Didion keeps a notebook to ‘remember what it was to be me.’ And by sharing this aspect of her personality with us, her reader, she invites us in. We admire her for her honesty and her willingness to present herself as human, complex, faulty; after all, she tells us, ‘keepers of notebooks are a different breed altogether, lonely and resistant rearrangers of things, anxious malcontents, children afflicted apparently at birth with some presentiment of loss.’ Her arch humour and willingness to dissect herself is indeed refreshing.

Didion writes that in her recording of memory or what has moved her, she tells what others would call lies. But she is not pretending they are anything but, and here is the crux. In sharing the unreliability of memory, or the misremembering, she makes it the subject of her piece, but she also invites the readers to be complicit. Didion opens the intimate, private nature of the notebook to her audience – she treats them like a friend – and her audience is touched that they are trusted to such a degree.
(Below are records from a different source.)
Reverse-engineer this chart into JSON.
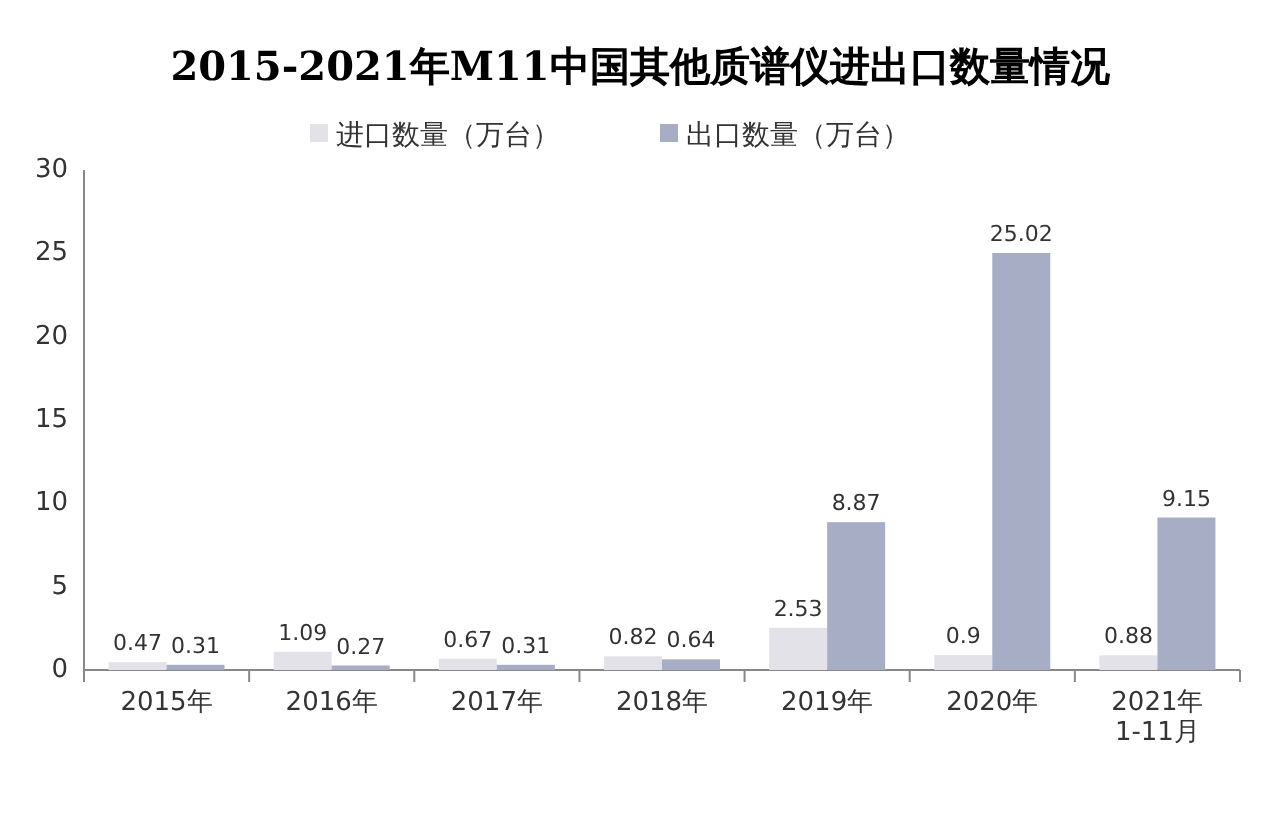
{
  "chart_data": {
    "type": "bar",
    "title": "2015-2021年M11中国其他质谱仪进出口数量情况",
    "categories": [
      "2015年",
      "2016年",
      "2017年",
      "2018年",
      "2019年",
      "2020年",
      "2021年\n1-11月"
    ],
    "series": [
      {
        "name": "进口数量（万台）",
        "color": "#e2e2e8",
        "values": [
          0.47,
          1.09,
          0.67,
          0.82,
          2.53,
          0.9,
          0.88
        ]
      },
      {
        "name": "出口数量（万台）",
        "color": "#a8adc6",
        "values": [
          0.31,
          0.27,
          0.31,
          0.64,
          8.87,
          25.02,
          9.15
        ]
      }
    ],
    "ylim": [
      0,
      30
    ],
    "yticks": [
      0,
      5,
      10,
      15,
      20,
      25,
      30
    ],
    "data_labels": true,
    "legend": "top",
    "grid": false
  }
}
This acceptance of memory’s fallibility is common in the more thoughtful memoirs I have read, those that raise fundamental questions about the slippery nature of memory and storytelling. After all, however close a piece of writing is to pure fact-based nonfiction, claiming to convey the truth, it still manipulates by creating a linear narrative compressing time, even using dialogue (which is not the same as conversation). Those memoirs that draw our attention to the artifice of storytelling are more truthful, perhaps, than those biographies which claim to replicate the factual, ‘the real’.